The system’s charter needs to ensure the only person or company not allowed to sell in a particular market is whoever runs it. Markets have to be neutral, if one big player dominates it's because they have resources, skills or patents that others can not match, not through any preferential treatment by the system.

   

 

…….it will be a haven for crooked deals.  

Just the opposite. Money-laundering, fencing of stolen goods and fraudulent transactions usually rely on large sums of money moving anonymously. National e-Markets will tend to break down big transactions among smaller sellers (because it’s more cost effective for the buyer). They also create an audit trail of contracts that – with a court order – can be accessed.

 

 

…….we don’t need a new system of e-markets. We could integrate all the existing online marketplaces.  

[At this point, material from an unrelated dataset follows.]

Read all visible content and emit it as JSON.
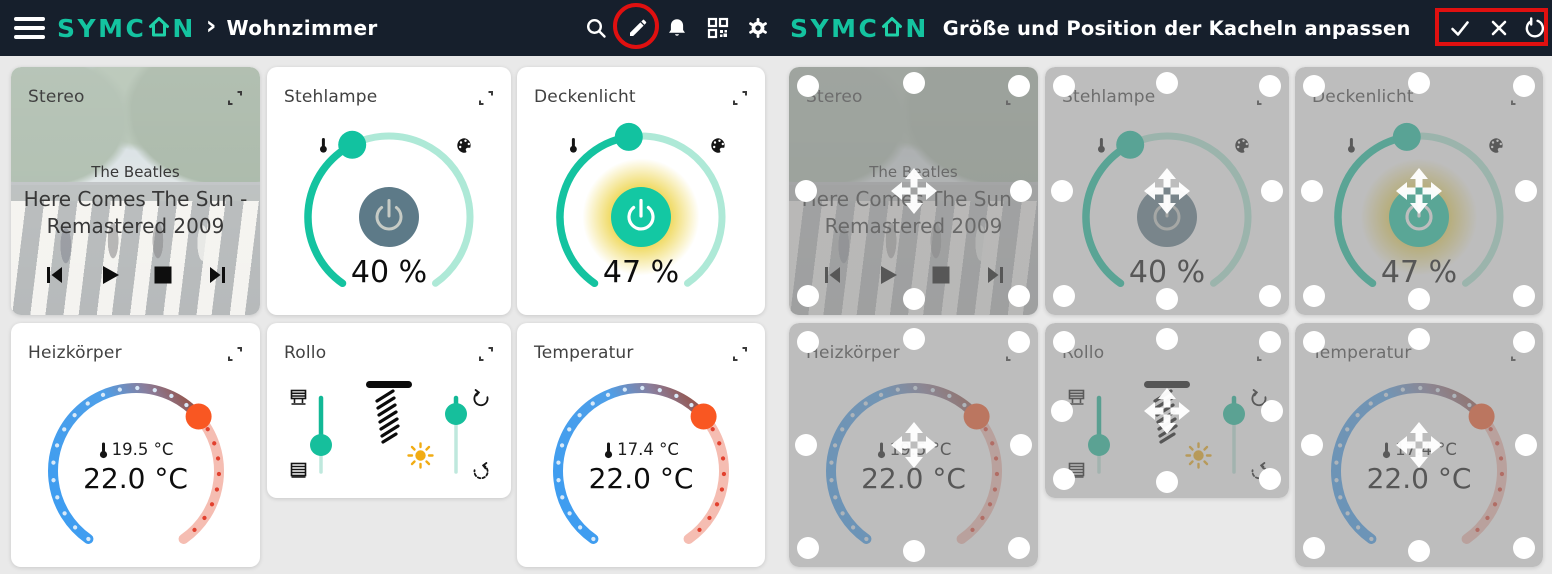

But they are based on different mechanisms, different business models, different pricing regimes and have no agreed standards either technical or in market management. Better to let a winning consortium start afresh and manage things their way. E-commerce technology is so cheap, relative to its potential,  there seems little point in hampering it by trying to plumb together a bunch of first generation systems as the foundation for something much bigger. Existing companies would of course be free to interface with the public system and add value in whatever way they wish.

   

 

…….inevitably companies and individuals will use the state markets system so private sector marketplaces will disappear, limiting choice.  

If that happens it will be because the alternative marketplaces have failed to find a convincing advantage over the public utility and nobody wants to use them. But there will be all sorts of ways operators can build value added services on top of the state sanctioned marketplace. These companies will have no relationship with the main system: they can innovate as they please. Think of the relationship between bath salts manufacturers and the public water supply: non-existent, but the hundreds of competing unregulated companies are dependant on the public utility for their existence. State backed markets could be a huge spur to innovation.